The healing element of Khalid's practice is most evident in her multi-media works that combine photography and painting. In More Beautiful for Having Been Broken (2018), Khalid moved a site-specific installation at the Shahi Hammam in Lahore into a cropped, two-dimensional work. Unable to paint directly in the gaps of the damaged frescoes in the 17th-century bathhouse, Khalid intervenes in archival prints, painting in her signature geometric patterns. These photo-based works highlight the ways in which neo-miniature art not only preserves Islamic art traditions but also serves to embody contemporary themes of memory, identity, and culture.
Aisha Khalid (b. 1972, Faisalabad) was trained in the Indo-Persian miniature traditions at the National College of Arts Lahore (1997) and completed post-graduate studies at Rijksakademie in Amsterdam (2001-2002).
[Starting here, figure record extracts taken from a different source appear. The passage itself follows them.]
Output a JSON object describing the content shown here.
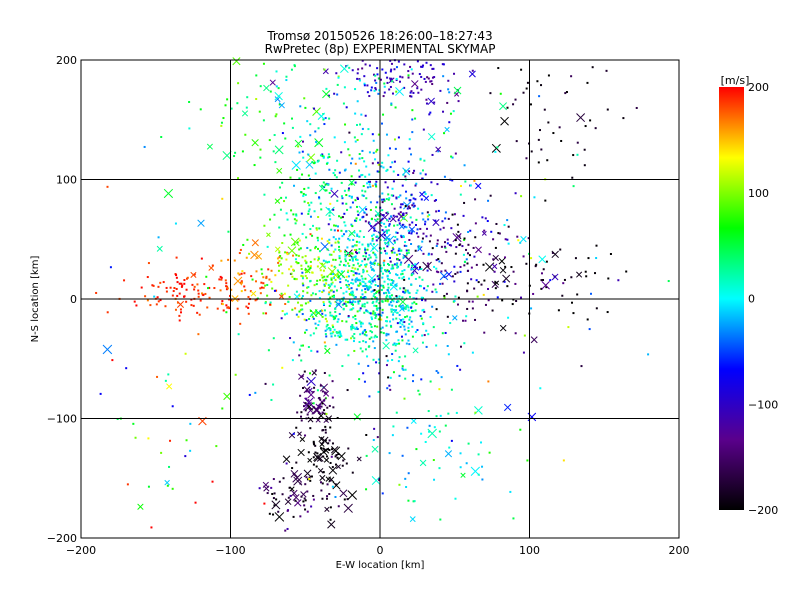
{
  "chart_data": {
    "type": "scatter",
    "title": "Tromsø 20150526 18:26:00–18:27:43",
    "subtitle": "RwPretec (8p) EXPERIMENTAL SKYMAP",
    "xlabel": "E-W location [km]",
    "ylabel": "N-S location [km]",
    "xlim": [
      -200,
      200
    ],
    "ylim": [
      -200,
      200
    ],
    "x_ticks": [
      -200,
      -100,
      0,
      100,
      200
    ],
    "y_ticks": [
      -200,
      -100,
      0,
      100,
      200
    ],
    "grid": true,
    "colorbar": {
      "label": "[m/s]",
      "range": [
        -200,
        200
      ],
      "ticks": [
        -200,
        -100,
        0,
        100,
        200
      ],
      "colors": [
        "#000000",
        "#5a008c",
        "#0000ff",
        "#00ffff",
        "#00ff00",
        "#ffff00",
        "#ff0000"
      ],
      "placement": "right"
    },
    "marker_styles": [
      "dot",
      "cross"
    ],
    "clusters": [
      {
        "x": 15,
        "y": 185,
        "sx": 22,
        "sy": 12,
        "n": 110,
        "v": -110,
        "vs": 20,
        "cross": 0.08
      },
      {
        "x": -10,
        "y": 170,
        "sx": 30,
        "sy": 20,
        "n": 70,
        "v": 10,
        "vs": 40,
        "cross": 0.05
      },
      {
        "x": -80,
        "y": 150,
        "sx": 25,
        "sy": 35,
        "n": 70,
        "v": 50,
        "vs": 30,
        "cross": 0.2
      },
      {
        "x": 110,
        "y": 150,
        "sx": 25,
        "sy": 35,
        "n": 50,
        "v": -190,
        "vs": 15,
        "cross": 0.1
      },
      {
        "x": -5,
        "y": 80,
        "sx": 25,
        "sy": 35,
        "n": 260,
        "v": -10,
        "vs": 50,
        "cross": 0.05
      },
      {
        "x": 20,
        "y": 70,
        "sx": 20,
        "sy": 25,
        "n": 140,
        "v": -100,
        "vs": 30,
        "cross": 0.1
      },
      {
        "x": -40,
        "y": 90,
        "sx": 20,
        "sy": 25,
        "n": 100,
        "v": 40,
        "vs": 30,
        "cross": 0.05
      },
      {
        "x": -5,
        "y": 15,
        "sx": 20,
        "sy": 25,
        "n": 480,
        "v": 10,
        "vs": 30,
        "cross": 0.03
      },
      {
        "x": -45,
        "y": 20,
        "sx": 18,
        "sy": 20,
        "n": 180,
        "v": 100,
        "vs": 20,
        "cross": 0.05
      },
      {
        "x": -125,
        "y": 5,
        "sx": 22,
        "sy": 10,
        "n": 120,
        "v": 190,
        "vs": 10,
        "cross": 0.03
      },
      {
        "x": -85,
        "y": 15,
        "sx": 12,
        "sy": 15,
        "n": 50,
        "v": 170,
        "vs": 20,
        "cross": 0.1
      },
      {
        "x": 60,
        "y": 30,
        "sx": 25,
        "sy": 25,
        "n": 120,
        "v": -160,
        "vs": 30,
        "cross": 0.15
      },
      {
        "x": 110,
        "y": 20,
        "sx": 30,
        "sy": 20,
        "n": 50,
        "v": -200,
        "vs": 10,
        "cross": 0.15
      },
      {
        "x": -20,
        "y": -20,
        "sx": 22,
        "sy": 18,
        "n": 200,
        "v": 15,
        "vs": 30,
        "cross": 0.04
      },
      {
        "x": 15,
        "y": -40,
        "sx": 20,
        "sy": 35,
        "n": 90,
        "v": -10,
        "vs": 50,
        "cross": 0.06
      },
      {
        "x": -45,
        "y": -85,
        "sx": 6,
        "sy": 14,
        "n": 70,
        "v": -160,
        "vs": 20,
        "cross": 0.3
      },
      {
        "x": -38,
        "y": -130,
        "sx": 10,
        "sy": 15,
        "n": 80,
        "v": -195,
        "vs": 10,
        "cross": 0.25
      },
      {
        "x": -55,
        "y": -165,
        "sx": 18,
        "sy": 12,
        "n": 70,
        "v": -170,
        "vs": 25,
        "cross": 0.2
      },
      {
        "x": 20,
        "y": -140,
        "sx": 30,
        "sy": 30,
        "n": 50,
        "v": 10,
        "vs": 30,
        "cross": 0.2
      },
      {
        "x": -150,
        "y": -120,
        "sx": 30,
        "sy": 40,
        "n": 30,
        "v": 80,
        "vs": 80,
        "cross": 0.3
      },
      {
        "x": 0,
        "y": 0,
        "sx": 90,
        "sy": 100,
        "n": 200,
        "v": 0,
        "vs": 100,
        "cross": 0.1
      }
    ]
  }
}
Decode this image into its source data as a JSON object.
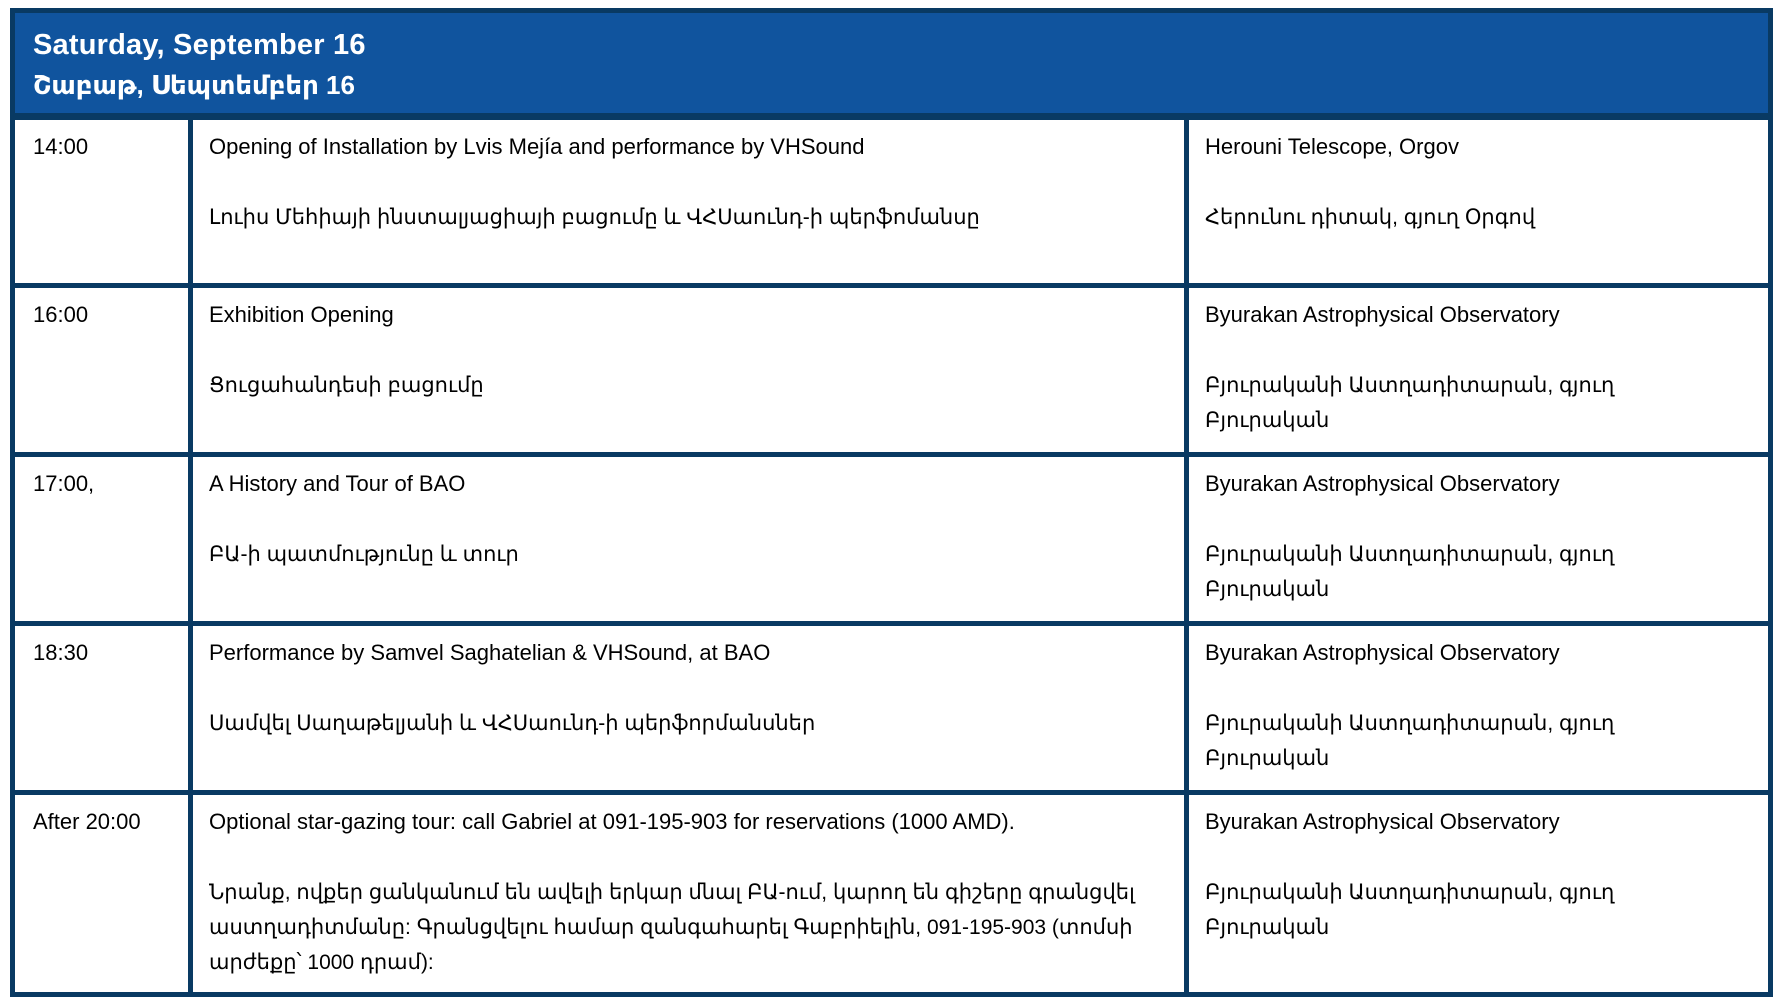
{
  "header": {
    "title_en": "Saturday, September 16",
    "title_hy": "Շաբաթ, Սեպտեմբեր 16"
  },
  "rows": [
    {
      "time": "14:00",
      "event_en": "Opening of Installation by Lvis Mejía and performance by VHSound",
      "event_hy": "Լուիս Մեհիայի ինստալյացիայի բացումը և ՎՀՍաունդ-ի պերֆոմանսը",
      "location_en": "Herouni Telescope, Orgov",
      "location_hy": "Հերունու դիտակ, գյուղ Օրգով"
    },
    {
      "time": "16:00",
      "event_en": "Exhibition Opening",
      "event_hy": "Ցուցահանդեսի բացումը",
      "location_en": "Byurakan Astrophysical Observatory",
      "location_hy": "Բյուրականի Աստղադիտարան, գյուղ Բյուրական"
    },
    {
      "time": "17:00,",
      "event_en": "A History and Tour of BAO",
      "event_hy": "ԲԱ-ի պատմությունը և տուր",
      "location_en": "Byurakan Astrophysical Observatory",
      "location_hy": "Բյուրականի Աստղադիտարան, գյուղ Բյուրական"
    },
    {
      "time": "18:30",
      "event_en": "Performance by Samvel Saghatelian & VHSound, at BAO",
      "event_hy": "Սամվել Սաղաթելյանի և ՎՀՍաունդ-ի պերֆորմանսներ",
      "location_en": "Byurakan Astrophysical Observatory",
      "location_hy": "Բյուրականի Աստղադիտարան, գյուղ Բյուրական"
    },
    {
      "time": "After 20:00",
      "event_en": "Optional star-gazing tour: call Gabriel at 091-195-903 for reservations (1000 AMD).",
      "event_hy": "Նրանք, ովքեր ցանկանում են ավելի երկար մնալ ԲԱ-ում, կարող են գիշերը գրանցվել աստղադիտմանը: Գրանցվելու համար զանգահարել Գաբրիելին, 091-195-903 (տոմսի արժեքը՝ 1000 դրամ):",
      "location_en": "Byurakan Astrophysical Observatory",
      "location_hy": "Բյուրականի Աստղադիտարան, գյուղ Բյուրական"
    }
  ],
  "colors": {
    "header_bg": "#10549E",
    "border": "#093A63",
    "header_text": "#FFFFFF",
    "text": "#000000"
  }
}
She has participated in solo and group exhibitions nationally and internationally including, the Victoria & Albert Museum, Whitworth Art Gallery Manchester, Corvi-Mora Gallery, Asia House, Aga Khan Museum Toronto, SMK National Gallery of Denmark, The Royal Academy, and the Modern Art Museum Arnhem. Khalid participated in the Fukuoka Triennale (2001), Bagh-e-Babur Kabul (2008), Moscow Biennial (2013), Lahore Biennial (2018), and APT Asia Pacific Triennial (2018).